🤖 AI Summary
This work addresses the challenge of enhancing robotic manipulation capabilities using human demonstration data. We propose a two-stage vision-language-action (VLA) pretraining framework. In Stage I, we jointly train an image-to-video generator and a keypoint trajectory predictor on first-person human demonstration videos. In Stage II, we integrate ActionVAE to compress action sequences, enabling efficient joint modeling of visual, linguistic, and motor modalities. To our knowledge, this is the first VLA pretraining paradigm that unifies video generation and trajectory prediction—thereby substantially reducing action-space complexity and improving model initialization. After fine-tuning on multiple downstream robotic manipulation tasks, our method consistently outperforms state-of-the-art baselines across all benchmarks, demonstrating both effectiveness and strong generalization capability.
📝 Abstract
This paper presents RynnVLA-001, a vision-language-action(VLA) model built upon large-scale video generative pretraining from human demonstrations. We propose a novel two-stage pretraining methodology.
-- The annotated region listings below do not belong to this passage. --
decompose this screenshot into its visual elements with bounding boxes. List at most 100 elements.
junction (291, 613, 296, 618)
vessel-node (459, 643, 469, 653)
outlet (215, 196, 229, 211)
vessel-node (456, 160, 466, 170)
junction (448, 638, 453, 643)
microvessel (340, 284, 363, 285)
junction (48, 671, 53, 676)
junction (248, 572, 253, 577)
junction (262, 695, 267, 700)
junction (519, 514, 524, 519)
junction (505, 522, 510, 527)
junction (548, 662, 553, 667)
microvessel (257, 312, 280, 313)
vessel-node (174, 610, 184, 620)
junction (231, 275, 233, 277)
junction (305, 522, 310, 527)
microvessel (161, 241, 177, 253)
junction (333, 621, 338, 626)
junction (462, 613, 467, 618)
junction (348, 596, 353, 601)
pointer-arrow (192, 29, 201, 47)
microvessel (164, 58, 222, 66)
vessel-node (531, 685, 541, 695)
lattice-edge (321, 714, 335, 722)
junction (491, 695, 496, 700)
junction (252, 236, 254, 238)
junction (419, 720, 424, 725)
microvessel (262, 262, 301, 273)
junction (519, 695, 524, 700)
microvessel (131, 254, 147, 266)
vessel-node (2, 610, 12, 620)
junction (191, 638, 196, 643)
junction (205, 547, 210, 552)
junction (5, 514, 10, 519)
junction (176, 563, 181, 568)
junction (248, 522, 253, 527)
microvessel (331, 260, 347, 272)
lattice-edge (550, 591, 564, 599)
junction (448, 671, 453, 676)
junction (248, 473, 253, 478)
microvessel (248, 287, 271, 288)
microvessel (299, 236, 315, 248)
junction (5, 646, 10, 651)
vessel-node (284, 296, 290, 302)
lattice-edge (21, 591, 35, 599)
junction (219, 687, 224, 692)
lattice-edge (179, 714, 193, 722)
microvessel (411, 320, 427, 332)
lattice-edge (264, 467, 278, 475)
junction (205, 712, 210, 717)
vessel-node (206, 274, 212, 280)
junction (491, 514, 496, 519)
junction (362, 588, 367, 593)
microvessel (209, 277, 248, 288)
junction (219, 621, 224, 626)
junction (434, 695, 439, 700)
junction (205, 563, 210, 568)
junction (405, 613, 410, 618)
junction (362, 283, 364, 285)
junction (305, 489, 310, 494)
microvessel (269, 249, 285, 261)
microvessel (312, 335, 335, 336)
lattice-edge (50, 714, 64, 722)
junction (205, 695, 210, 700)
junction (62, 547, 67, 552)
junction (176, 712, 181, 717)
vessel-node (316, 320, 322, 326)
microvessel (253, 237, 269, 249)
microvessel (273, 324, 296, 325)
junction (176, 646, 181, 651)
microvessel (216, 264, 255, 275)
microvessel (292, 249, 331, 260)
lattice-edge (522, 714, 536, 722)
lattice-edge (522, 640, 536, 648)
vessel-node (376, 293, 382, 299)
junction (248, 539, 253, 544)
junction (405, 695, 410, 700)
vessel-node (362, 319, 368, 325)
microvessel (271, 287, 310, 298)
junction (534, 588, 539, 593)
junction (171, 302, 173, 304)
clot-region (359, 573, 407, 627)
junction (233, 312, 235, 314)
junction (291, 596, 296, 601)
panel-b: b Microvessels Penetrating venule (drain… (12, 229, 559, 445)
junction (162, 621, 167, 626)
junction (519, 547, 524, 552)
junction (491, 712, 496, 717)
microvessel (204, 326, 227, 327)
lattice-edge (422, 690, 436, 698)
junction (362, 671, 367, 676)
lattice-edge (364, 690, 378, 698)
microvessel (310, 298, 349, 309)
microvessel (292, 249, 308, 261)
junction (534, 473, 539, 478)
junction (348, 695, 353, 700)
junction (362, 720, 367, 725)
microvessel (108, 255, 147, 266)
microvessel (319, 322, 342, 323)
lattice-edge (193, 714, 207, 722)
The first stage, Ego-Centric Video Generative Pretraining, trains an Image-to-Video model on 12M ego-centric manipulation videos to predict future frames conditioned on an initial frame and a language instruction. The second stage, Human-Centric Trajectory-Aware Modeling, extends this by jointly predicting future keypoint trajectories, thereby effectively bridging visual frame prediction with action prediction. Furthermore, to enhance action representation, we propose ActionVAE, a variational autoencoder that compresses sequences of actions into compact latent embeddings, reducing the complexity of the VLA output space. When finetuned on the same downstream robotics datasets, RynnVLA-001 achieves superior performance over state-of-the-art baselines, demonstrating that the proposed pretraining strategy provides a more effective initialization for VLA models.